By JOCELYN GECKER, Associated Press

YANGON, Myanmar (AP) — On Yangon's teeming streets, 2012 is the year of Aung San Suu Kyi.

Her once-banished image now appears everywhere, on T-shirts, keychains and coffee mugs. Pirated copies of "The Lady" — the big screen version of Suu Kyi's life — are the best-selling DVD. And in this devoutly Buddhist country, calendars with Suu Kyi's pictures are now outselling even the Lord Buddha.

In just over a year since her release from house arrest, the 66-year-old opposition leader has made the once unthinkable leap into Myanmar's mainstream, transforming from political prisoner to political campaigner. Now she's trying to take another big step: from icon to elected official.

For many people who put their dreams on hold during decades of military rule, Suu Kyi is seen as a savior and the solution to the country's problems — creating expectations that even she warns can't be met anytime soon.

If the pro-democracy icon wins the April 1 vote, she will become a junior and minority member of parliament, meaning that Suu Kyi's greatest challenge would be her lack of power to make any real change, at least for the foreseeable future.

"The road ahead is rough and tough. Democracy is hard to achieve," Suu Kyi told a massive crowd last weekend in the city of Mandalay, where more than 100,000 people packed the streets to see her.

Swarmed by a sea of humanity at campaign outings, Suu Kyi has warned that she is not "a wizard" and can't magically introduce her dreams of democracy, peace and more freedom. She tells the crowds she cannot make any campaign promises.

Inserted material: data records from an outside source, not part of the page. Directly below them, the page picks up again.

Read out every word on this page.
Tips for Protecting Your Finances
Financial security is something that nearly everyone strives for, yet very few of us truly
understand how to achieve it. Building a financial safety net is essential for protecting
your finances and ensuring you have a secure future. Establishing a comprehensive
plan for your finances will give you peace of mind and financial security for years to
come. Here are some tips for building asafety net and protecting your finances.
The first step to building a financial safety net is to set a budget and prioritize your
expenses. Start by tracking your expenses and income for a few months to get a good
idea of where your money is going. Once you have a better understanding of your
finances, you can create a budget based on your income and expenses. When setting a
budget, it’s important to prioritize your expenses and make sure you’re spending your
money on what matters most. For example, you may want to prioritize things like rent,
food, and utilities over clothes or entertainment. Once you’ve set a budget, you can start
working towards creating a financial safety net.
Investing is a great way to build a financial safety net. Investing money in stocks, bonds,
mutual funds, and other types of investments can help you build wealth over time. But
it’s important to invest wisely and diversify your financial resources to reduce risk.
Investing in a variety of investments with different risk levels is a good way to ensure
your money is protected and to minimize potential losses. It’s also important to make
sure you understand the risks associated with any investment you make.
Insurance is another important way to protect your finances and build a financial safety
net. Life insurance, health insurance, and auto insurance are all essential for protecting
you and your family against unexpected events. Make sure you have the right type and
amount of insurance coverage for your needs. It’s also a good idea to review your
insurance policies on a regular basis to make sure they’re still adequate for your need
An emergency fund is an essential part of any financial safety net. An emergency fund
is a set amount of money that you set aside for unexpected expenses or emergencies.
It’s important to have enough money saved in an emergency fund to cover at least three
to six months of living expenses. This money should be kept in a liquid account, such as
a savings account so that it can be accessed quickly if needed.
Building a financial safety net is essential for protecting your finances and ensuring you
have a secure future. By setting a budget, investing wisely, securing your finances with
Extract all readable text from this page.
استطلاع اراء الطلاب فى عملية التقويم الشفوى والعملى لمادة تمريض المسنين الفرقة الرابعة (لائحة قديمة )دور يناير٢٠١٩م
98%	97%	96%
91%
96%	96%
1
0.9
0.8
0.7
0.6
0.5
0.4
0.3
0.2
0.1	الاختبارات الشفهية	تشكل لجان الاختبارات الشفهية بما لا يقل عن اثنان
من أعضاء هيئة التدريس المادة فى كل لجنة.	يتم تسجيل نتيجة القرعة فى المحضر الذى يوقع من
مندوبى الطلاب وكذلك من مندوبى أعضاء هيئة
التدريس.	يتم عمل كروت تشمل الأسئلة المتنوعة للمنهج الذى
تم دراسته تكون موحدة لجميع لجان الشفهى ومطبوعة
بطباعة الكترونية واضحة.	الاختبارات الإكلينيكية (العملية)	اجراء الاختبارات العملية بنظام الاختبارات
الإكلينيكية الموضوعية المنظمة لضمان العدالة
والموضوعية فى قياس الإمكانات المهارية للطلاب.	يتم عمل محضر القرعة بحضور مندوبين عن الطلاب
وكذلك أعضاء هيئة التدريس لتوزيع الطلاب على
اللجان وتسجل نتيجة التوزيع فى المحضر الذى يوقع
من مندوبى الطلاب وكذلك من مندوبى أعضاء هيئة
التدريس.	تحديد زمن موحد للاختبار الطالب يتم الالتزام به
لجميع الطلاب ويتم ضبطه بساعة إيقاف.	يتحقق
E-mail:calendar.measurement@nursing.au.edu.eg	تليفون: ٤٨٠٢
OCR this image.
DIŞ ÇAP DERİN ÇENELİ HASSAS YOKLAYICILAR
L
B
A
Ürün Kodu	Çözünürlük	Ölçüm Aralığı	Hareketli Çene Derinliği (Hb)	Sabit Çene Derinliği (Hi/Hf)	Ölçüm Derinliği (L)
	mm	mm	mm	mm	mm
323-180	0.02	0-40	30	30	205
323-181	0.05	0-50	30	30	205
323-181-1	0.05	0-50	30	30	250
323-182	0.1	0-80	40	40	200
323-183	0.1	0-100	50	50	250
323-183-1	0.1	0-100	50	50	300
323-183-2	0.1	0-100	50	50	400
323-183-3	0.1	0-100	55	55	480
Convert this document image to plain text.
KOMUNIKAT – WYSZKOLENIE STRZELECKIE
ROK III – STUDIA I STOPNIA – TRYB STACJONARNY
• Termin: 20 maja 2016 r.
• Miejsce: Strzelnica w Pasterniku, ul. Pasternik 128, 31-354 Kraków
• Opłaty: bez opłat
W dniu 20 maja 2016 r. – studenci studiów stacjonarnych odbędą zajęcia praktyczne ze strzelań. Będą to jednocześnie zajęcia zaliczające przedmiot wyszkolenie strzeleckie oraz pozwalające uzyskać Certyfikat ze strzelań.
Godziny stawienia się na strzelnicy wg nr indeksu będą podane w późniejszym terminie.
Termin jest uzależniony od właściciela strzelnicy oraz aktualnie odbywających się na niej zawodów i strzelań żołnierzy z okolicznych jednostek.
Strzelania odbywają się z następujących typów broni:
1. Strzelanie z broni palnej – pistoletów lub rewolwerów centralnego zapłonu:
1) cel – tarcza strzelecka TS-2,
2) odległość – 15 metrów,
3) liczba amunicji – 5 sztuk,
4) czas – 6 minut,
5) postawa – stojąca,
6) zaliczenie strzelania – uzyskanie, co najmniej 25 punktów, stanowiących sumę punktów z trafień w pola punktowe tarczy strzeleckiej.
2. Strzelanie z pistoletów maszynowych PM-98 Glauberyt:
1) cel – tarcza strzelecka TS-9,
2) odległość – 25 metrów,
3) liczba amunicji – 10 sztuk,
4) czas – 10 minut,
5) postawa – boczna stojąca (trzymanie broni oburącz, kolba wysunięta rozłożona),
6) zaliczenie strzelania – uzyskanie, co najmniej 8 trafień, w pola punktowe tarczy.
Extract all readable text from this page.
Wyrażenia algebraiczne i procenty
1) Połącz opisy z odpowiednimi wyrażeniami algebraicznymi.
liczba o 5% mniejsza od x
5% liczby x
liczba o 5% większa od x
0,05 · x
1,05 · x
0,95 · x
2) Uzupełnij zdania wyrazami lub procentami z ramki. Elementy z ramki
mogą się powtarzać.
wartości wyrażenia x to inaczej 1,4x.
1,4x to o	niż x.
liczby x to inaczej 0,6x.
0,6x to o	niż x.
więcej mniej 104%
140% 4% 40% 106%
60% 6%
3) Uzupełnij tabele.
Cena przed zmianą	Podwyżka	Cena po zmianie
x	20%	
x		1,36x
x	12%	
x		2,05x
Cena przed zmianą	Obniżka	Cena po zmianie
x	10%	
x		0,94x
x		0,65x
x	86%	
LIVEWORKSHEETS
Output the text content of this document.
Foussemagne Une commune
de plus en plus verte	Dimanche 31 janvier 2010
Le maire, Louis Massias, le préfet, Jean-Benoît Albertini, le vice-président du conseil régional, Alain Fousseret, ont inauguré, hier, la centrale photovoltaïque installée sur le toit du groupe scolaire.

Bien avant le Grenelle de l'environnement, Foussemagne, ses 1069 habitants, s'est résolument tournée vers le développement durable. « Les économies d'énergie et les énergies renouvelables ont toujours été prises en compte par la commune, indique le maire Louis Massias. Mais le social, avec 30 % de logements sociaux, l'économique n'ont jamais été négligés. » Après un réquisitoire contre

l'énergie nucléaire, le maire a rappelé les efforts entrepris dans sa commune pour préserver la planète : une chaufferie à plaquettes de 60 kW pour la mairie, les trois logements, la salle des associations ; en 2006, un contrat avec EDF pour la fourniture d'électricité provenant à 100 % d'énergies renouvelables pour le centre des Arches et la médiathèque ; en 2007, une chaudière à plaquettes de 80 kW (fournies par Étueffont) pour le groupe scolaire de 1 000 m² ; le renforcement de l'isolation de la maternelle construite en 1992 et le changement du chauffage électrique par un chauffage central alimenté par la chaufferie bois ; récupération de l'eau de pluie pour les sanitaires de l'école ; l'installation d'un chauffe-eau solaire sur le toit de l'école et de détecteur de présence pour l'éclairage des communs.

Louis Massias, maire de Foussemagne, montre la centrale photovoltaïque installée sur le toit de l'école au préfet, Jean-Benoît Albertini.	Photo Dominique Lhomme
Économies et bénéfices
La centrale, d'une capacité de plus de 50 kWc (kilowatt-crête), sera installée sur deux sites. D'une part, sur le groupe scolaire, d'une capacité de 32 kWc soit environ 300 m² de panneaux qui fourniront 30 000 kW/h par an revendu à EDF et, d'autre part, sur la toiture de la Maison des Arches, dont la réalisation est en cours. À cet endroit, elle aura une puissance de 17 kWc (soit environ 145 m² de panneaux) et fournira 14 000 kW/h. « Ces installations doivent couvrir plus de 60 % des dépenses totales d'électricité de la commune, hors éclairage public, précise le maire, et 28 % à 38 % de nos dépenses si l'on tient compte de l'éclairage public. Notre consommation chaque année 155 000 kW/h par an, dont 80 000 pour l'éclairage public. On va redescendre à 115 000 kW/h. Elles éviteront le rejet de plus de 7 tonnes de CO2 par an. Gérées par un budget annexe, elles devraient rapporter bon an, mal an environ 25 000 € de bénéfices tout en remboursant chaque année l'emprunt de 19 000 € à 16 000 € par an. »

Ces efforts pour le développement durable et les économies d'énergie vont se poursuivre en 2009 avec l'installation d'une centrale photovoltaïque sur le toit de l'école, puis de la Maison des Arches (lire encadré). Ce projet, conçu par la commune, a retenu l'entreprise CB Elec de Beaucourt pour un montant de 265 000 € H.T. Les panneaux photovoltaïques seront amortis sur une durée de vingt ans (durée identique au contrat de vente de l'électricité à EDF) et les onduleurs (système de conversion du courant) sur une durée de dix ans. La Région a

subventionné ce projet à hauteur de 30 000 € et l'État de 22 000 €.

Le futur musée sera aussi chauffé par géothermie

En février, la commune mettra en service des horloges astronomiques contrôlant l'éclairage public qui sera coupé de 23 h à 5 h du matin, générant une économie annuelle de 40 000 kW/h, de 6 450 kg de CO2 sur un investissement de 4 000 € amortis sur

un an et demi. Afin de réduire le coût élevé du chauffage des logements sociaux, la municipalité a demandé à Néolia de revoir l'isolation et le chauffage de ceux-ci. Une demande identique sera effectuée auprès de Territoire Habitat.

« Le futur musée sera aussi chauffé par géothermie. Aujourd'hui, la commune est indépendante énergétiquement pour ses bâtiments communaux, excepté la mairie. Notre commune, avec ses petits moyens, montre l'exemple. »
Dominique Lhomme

But her appearance upstages her words. In response the crowd screams: "We love you Mother Suu!" — a name she is affectionately called even by elders because she has the image of having mothered the country through its dark, difficult times.

"Her presence is electrifying. It's not just a Nelson Mandela, a Gandhi, an Obama but it has an element of Marilyn Monroe and a rock star," said Maung Zarni, a Myanmar expert and a visiting fellow at the London School of Economics. "But can her ability to mobilize public support be translated into concrete change? I doubt it."

As the dignified, determined Nobel Peace laureate travels the country campaigning for a seat in parliament, there is a sense of euphoria in Myanmar. The pace of change has been frenetic since a nominally civilian government took office a year ago, releasing hundreds of political prisoners, relaxing media censorship, approving Suu Kyi's candidacy and allowing massive crowds at her campaign rallies. What might normally be a little by-election — to fill one-tenth of the seats in parliament — has taken on enormous significance.

A victory for Suu Kyi would be highly symbolic. It would anoint her with an elected office and a voice in government for the first time in her quarter century as Myanmar's opposition leader.

Even if Suu Kyi and her National League for Democracy opposition party win all 48 seats up for grabs they would only have a small minority. The military is guaranteed 25 percent of seats in the 440-seat lower house and the remainder is dominated by the main pro-military party.

"Parliament is not about 60 million people behind Suu Kyi. It's about who has the largest number of seats in Parliament," Zarni said.

Critics say this would put Suu Kyi right where the government wants her: On a pedestal, as poster child for "the new Myanmar" but politically neutralized.

There remains great skepticism about the sincerity of the new government and Suu Kyi herself has called for cautious optimism, saying recently that "ultimate power still rests with the army ... we cannot say that we have got to a point where there will be no danger of a U-turn."

Of all the disorienting changes, Suu Kyi's public prominence is perhaps the most vivid.

Every morning in Yangon, people crowd into the headquarters of her National League for Democracy party, a rundown two-story house that has become part-Suu Kyi souvenir shop and part-spiritual Mecca for her supporters.

"She is the person who can make my dreams come true," said 41-year-old Koko Lwin, a poor man in disheveled clothes who took a 10-hour bus ride from central Myanmar, went straight to the party headquarters and bought a Suu Kyi T-shirt. "She can make this country good. She can give me a good life."